The modules can be arranged in the following categories. Where a module directly
implements a box from the diagram, the box name is indicated in boldface.
Until the modules dealing with Lwt, only `Markup.Stream_io` does I/O. The rest
of the modules are pure with respect to I/O.
Almost everything is based directly on specifications. Most functions are
commented with the HTML or XML specification section number they are
implementing. It may also be useful to see the [conformance status][conformance]
– these are all the known deviations by Markup.ml from the specifications.
#### Helpers
- [`Markup.Common`][common] – shared definitions, compiler compatibility, etc.
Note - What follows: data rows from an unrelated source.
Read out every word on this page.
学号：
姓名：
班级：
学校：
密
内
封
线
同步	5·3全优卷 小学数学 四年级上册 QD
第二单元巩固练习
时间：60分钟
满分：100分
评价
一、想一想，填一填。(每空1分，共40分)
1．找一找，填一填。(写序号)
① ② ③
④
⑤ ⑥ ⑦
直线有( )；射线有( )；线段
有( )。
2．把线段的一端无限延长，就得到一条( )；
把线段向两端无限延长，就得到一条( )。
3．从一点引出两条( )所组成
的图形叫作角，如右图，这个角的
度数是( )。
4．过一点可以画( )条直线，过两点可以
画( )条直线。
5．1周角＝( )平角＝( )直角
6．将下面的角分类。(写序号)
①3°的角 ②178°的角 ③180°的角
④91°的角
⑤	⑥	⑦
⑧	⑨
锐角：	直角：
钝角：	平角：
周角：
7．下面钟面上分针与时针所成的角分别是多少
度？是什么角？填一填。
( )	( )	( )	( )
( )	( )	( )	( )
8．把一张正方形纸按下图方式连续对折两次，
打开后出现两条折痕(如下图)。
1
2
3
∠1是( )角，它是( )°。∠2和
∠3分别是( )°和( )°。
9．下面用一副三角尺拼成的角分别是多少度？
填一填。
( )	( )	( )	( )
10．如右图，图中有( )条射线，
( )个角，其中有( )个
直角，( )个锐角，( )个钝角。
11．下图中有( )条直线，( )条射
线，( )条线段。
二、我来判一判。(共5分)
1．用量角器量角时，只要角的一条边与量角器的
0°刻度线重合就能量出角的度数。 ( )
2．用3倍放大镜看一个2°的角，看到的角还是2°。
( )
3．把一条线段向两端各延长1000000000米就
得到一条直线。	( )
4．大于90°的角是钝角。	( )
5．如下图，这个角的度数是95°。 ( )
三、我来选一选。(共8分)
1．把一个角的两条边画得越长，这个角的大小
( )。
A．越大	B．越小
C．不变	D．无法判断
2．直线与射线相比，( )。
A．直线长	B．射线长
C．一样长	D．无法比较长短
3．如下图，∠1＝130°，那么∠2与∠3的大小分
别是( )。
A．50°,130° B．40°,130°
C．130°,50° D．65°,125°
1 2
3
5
- [`Markup.Error`][error] – parsing and serialization error type. Markup.ml does
not throw exceptions, because all errors are recoverable.
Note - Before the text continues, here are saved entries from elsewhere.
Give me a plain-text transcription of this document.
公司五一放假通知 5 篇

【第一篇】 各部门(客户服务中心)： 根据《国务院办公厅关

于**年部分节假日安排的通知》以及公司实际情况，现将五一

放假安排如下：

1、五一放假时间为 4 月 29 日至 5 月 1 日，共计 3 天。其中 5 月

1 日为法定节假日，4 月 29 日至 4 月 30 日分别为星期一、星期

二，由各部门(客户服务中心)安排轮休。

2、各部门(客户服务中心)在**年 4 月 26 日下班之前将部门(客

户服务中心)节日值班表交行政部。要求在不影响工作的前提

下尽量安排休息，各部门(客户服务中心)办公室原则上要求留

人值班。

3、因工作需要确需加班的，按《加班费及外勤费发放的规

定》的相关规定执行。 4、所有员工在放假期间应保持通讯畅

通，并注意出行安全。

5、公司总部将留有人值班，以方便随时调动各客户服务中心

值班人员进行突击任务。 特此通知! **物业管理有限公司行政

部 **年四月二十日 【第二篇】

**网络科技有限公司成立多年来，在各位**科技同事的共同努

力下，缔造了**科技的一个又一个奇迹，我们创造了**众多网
- [`Markup.Namespace`][namespace] – namespace URI to prefix conversion and back.
- [`Markup.Entities`][entities] – checked-in auto-generated HTML5 entity list.
The source for this file is `src/entities.json`, and the generator is
`src/translate_entities.ml`. Neither of these latter two files is part of the
built Markup.ml, nor of the build process.
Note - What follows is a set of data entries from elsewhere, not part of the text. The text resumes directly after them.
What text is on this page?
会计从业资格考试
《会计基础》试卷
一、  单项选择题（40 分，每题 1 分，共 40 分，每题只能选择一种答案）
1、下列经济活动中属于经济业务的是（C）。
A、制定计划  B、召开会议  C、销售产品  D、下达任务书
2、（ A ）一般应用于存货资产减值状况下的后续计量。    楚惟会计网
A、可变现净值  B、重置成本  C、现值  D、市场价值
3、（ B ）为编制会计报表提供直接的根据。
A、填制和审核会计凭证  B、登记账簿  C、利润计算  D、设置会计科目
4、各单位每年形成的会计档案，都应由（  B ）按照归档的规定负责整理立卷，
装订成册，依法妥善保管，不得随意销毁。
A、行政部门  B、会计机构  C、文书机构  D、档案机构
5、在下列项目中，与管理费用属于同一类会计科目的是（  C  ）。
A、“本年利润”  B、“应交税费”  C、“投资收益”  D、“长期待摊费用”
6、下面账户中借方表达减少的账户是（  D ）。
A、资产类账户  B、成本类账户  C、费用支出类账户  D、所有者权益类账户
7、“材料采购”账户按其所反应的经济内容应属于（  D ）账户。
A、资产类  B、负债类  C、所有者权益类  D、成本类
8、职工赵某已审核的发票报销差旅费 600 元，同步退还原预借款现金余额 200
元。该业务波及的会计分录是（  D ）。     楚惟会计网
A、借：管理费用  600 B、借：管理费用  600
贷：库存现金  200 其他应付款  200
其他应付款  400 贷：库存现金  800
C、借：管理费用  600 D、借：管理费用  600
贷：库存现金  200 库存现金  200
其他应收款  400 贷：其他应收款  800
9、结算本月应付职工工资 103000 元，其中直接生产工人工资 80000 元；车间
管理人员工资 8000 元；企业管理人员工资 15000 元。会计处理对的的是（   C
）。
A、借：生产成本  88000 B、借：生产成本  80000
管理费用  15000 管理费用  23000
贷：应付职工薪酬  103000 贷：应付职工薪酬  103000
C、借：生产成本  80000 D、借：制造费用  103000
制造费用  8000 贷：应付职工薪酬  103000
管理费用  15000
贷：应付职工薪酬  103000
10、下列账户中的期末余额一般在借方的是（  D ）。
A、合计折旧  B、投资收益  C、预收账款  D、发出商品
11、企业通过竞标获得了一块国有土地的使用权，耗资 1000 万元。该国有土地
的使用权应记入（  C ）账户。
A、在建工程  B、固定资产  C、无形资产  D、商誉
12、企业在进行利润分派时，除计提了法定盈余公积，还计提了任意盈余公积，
- [`Markup.Trie`][trie] – trie for incrementally searching the entity list.
- [`Markup.Kstream`][kstream] – above-mentioned CPS streams.
- [`Markup.Text`][text] – some utilities for `Markup.Html_tokenizer` and
`Markup.Xml_tokenizer`; see below.
#### I/O
- [`Markup.Stream_io`][stream_io] – make byte streams from files, strings, etc.,
write byte streams to strings, etc. – the first stage of parsing and the last
stage of serialization (**Network** in the diagram). This uses the I/O
functions in `Pervasives`.
#### Encodings
- [`Markup.Encoding`][encoding] – byte streams to Unicode character streams
(**Byte Stream Decoder** in the diagram). For UTF-8, this is a wrapper around
`uutf`.
- [`Markup.Detect`][detect] – prescans byte streams to detect encodings.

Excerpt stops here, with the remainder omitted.